Près des côtes du sud de la Bretagne, c’est toujours le même rituel lorsqu’on trouve une relique de la Première Guerre mondiale : on appelle Erwan (François Damiens) et ses collègues pour désamorcer goupilles et obus. Mais celle que le quadragénaire s’apprête à recevoir de l’obstétricien qui s’occupe de sa fille enceinte (Alice de Lencquesaing) a tout de la bombe à fragmentation : son père (Guy Marchand) n’est pas son père (et son père ne le sait pas, comme le chantait Sacha Distel en 65). Une détective (Brigitte Rouan) le lance sur les pas de Joseph (André Wilms), qui vit à quelques kilomètres de lui, couvé par une fille (Cécile de France) qu’Erwan rencontre par hasard.

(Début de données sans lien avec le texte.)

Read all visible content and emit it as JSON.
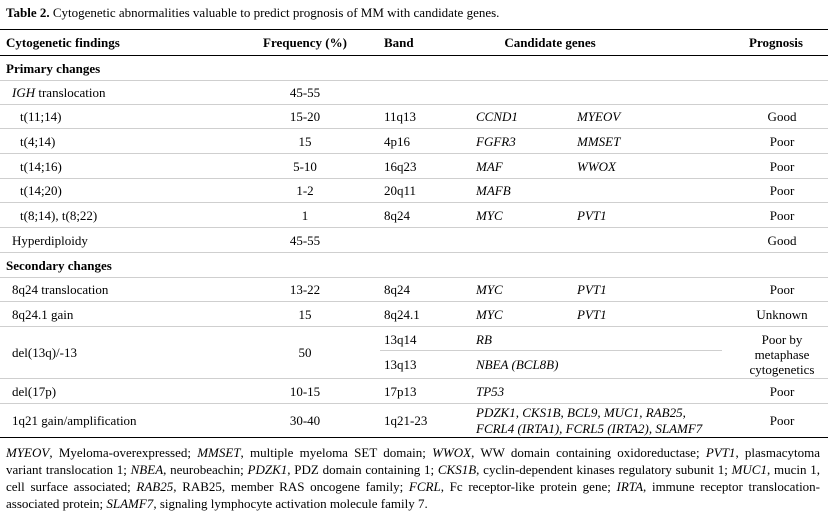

Et l’intrigue d’Ôtez moi d’un doute, troisième long-métrage de Carine Tardieu, est ainsi lancée : demi-soeur ou maîtresse ? La question tient du vaudeville et bien que le film fasse des détours dramaturgiques, plutôt bien troussés, du côté des thèmes de la filiation et de la psychologie masculine, il y revient toujours. En effet, le scénario ne lésine pas sur les quiproquos et effets miroirs, expliquant souvent deux fois la même situation pour multiplier les points de vues. Les évènements s’enchaînent donc avec un train de retard, lorsque le spectateur a déjà compris les enjeux de la scène suivante. Déjà affaibli par un rythme cahotant, le récit tente à plusieurs reprises de se justifier à l’aide de dialogues beaucoup trop longs. Carine Tardieu, qui auscultait les mères, et surtout leurs drôles de filles dans ses deux précédents films (La tête de maman, 2007, Du vent dans mes mollets, 2012) n’arrive pas ici à construire des personnages réels. Tous, des pères aux enfants, portent leurs outils fonctionnels en étendard, les répétant oralement à nouveau si besoin pour justifier un comportement. Bien sûr, il y a de jolies scènes où l’on comprend que la vie sentimentale d’Erwan est un terrain miné, bien sûr, la mer, bien sûr, le militantisme, mais tout cela est vite relégué à l’anecdotique, à l’illustration, sans que l’on sente un investissement, une idée à défendre. Ce maillage de personnages, liés à une intrigue convenue et une mise en scène cohérente mais peu inventive, est loin des constellations crées par Claude Sautet, à qui la réalisatrice souhaitait rendre hommage ici. Car Carine Tardieu semble avoir eu peur de se prendre à son propre pari : faire infuser une comédie romantique sur fond de film de famille. Si la légèreté n’est pas un gros mot, on regrette toutefois qu’elle n’approfondisse ni l’un ni l’autre, préférant les bons sentiments à une réflexion qu’elle esquissait pourtant dans la première demi-heure.
Sélectionné à la Quinzaine des réalisateurs lors du dernier festival de Cannes et vendu comme le « feel good movie » à la française de cette rentrée, Ôtez moi d’un doute relève davantage du divertissement télé que du long-métrage de cinéma et pêche par modestie formelle.